Despite the qualitative trends in this trial, there are some shortcomings to discuss. There was great difficulty in obtaining this data set, related to the regulation of working with SARS-CoV-2, the difficulty in obtaining the specimens, and the logistical issues raised by this global pandemic. Subject recruitment was stopped before the planned recruitment target, impeding a statistically significant outcome. SARS-CoV-2 infection rate declined drastically by June 2021 in Augusta, Georgia, and many of the patients enrolled were determined to be false-positive. Consequently, we withdrew 14 subjects from the study, as Ct values were below detection limits in the baseline saliva samples of these subjects. This major withdrawal also resulted in disturbing the randomisation of the subjects and one discrepancy was a significant difference between Listerine and water (p = 0.0363) in the pre-rinse samples for these groups.

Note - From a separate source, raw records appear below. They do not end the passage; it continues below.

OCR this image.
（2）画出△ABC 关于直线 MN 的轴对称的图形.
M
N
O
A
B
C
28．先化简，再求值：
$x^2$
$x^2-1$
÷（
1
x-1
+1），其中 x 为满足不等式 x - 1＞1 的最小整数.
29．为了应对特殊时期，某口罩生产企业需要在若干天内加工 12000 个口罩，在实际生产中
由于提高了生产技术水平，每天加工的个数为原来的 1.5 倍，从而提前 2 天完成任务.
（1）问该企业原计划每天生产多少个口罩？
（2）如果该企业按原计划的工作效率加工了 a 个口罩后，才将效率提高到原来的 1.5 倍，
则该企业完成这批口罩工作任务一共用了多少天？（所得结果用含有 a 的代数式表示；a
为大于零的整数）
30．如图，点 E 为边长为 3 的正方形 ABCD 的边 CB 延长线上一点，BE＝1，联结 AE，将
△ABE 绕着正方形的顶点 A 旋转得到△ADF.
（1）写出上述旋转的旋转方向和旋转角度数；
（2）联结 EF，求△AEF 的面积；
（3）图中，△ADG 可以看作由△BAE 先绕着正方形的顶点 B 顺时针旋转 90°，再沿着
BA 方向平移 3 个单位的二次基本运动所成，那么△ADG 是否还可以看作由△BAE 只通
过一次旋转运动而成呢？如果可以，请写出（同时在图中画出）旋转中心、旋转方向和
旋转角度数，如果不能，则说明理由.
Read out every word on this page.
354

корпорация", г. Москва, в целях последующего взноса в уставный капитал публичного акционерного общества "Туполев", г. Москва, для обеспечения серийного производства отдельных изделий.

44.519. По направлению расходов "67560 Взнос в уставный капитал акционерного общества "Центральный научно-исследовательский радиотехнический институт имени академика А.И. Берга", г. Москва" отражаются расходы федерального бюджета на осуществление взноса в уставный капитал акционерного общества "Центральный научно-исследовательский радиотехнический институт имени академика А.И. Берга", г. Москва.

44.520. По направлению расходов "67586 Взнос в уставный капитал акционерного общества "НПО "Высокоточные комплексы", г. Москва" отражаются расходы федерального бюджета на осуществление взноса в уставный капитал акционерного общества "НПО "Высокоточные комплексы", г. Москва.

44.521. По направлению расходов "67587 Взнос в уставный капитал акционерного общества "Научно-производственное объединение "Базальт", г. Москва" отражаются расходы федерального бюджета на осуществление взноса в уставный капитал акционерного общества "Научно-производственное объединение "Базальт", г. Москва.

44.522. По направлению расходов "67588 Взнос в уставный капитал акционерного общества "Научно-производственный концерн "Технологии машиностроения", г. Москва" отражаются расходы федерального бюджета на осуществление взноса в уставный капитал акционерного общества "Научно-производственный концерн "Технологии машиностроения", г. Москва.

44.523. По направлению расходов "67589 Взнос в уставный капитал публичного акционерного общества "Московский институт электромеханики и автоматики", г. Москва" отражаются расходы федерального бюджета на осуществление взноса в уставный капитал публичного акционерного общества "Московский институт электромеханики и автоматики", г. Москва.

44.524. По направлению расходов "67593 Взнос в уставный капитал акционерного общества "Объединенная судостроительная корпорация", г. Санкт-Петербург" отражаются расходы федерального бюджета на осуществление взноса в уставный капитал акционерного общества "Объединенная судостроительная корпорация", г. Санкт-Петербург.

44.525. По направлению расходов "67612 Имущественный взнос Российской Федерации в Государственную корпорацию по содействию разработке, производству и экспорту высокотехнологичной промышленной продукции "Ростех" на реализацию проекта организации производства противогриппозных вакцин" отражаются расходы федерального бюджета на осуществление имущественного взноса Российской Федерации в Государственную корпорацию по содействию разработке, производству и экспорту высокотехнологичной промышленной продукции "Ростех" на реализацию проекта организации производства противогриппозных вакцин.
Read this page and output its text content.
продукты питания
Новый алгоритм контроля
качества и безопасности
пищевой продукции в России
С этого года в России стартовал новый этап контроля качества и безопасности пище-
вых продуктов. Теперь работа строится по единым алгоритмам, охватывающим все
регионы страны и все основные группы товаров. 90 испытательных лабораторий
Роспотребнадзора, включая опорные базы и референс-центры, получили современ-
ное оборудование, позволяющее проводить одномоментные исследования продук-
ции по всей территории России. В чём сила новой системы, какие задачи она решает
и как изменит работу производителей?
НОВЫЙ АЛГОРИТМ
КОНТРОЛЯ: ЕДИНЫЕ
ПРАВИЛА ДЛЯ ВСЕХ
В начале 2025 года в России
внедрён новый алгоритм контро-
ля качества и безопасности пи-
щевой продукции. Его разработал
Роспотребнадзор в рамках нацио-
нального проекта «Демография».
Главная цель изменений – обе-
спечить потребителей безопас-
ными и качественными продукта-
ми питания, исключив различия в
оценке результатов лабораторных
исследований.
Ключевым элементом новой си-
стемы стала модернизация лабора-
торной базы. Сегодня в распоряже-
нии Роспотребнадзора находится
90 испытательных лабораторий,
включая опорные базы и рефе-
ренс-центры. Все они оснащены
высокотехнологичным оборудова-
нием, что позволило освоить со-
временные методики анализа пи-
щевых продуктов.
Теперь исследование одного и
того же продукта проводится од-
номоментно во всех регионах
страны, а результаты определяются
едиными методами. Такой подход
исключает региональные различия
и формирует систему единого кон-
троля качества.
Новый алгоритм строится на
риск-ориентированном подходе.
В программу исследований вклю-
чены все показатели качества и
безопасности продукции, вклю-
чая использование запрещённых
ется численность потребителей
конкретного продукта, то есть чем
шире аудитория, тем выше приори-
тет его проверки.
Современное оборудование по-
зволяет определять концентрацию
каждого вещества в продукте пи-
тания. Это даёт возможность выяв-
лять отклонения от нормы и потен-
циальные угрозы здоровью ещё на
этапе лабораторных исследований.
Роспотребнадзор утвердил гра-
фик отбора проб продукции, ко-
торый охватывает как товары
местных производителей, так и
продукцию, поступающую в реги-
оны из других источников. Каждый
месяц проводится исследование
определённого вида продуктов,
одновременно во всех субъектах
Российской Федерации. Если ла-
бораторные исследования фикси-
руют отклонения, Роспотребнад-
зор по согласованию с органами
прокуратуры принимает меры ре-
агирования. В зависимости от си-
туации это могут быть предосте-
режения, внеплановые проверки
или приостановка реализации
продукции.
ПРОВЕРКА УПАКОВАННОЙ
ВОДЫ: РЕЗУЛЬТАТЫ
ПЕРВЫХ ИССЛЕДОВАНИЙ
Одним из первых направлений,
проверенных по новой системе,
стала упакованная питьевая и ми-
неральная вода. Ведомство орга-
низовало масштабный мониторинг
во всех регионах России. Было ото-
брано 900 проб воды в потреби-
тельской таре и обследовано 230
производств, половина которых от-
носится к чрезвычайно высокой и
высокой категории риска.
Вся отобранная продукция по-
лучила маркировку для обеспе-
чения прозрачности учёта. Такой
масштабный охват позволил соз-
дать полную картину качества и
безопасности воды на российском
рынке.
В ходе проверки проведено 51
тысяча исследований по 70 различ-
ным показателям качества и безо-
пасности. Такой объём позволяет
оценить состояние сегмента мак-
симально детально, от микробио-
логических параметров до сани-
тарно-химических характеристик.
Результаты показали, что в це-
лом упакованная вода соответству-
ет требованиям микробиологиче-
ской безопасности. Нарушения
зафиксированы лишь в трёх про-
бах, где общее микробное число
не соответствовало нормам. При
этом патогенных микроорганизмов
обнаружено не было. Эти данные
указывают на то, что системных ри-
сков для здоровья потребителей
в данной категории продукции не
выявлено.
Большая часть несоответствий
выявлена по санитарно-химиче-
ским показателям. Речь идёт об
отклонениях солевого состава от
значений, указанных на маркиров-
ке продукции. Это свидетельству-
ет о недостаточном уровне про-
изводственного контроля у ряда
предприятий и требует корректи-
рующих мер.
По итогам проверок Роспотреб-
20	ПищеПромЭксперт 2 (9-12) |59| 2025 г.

Due to difficulties in culturing SARS-CoV-2 and the highly contagious nature of the virus, the viability of the viruses in the saliva samples was not determined. Hence, it cannot be clearly established if the viruses detected based on RT-PCR methodology were still infectious. Debate on whether aerosols or droplets of oral and respiratory secretions are the primary means of COVID-19 spread, but regardless, these fluids contain infectious viral particles that can spread the virus from host to host.34,35 Additionally, saliva has been established as a reliable clinical sample source in order to determine the viral load in the subjects.36 Our data supports qualitative trends that justify the need for additional studies on the use of Listerine or CHX as promising agents to reduce the spread of SARS-CoV-2 when used as pre-procedural rinses.

Conclusion

Considering the evolution of novel strains of SARS-CoV-2, we must find the tools to live with this virus. Despite the limitations, our study does provide clinical evidence in utilising prophylactic mouth rinses with Listerine and CHX to reduce the oral load of the SARS-CoV-2 virus. We promote the use of pre-procedural mouth rinses in a utility similar to handwashing as an additional tool to help reduce the spread of COVID-19 from a potentially infected patient to providers that will be working in or around an unmasked mouth. This simple, affordable, and innocuous technique, which is already in place in many dental settings, may have the potential to reduce transmission of SARS-CoV-2 and create a safer work environment in healthcare.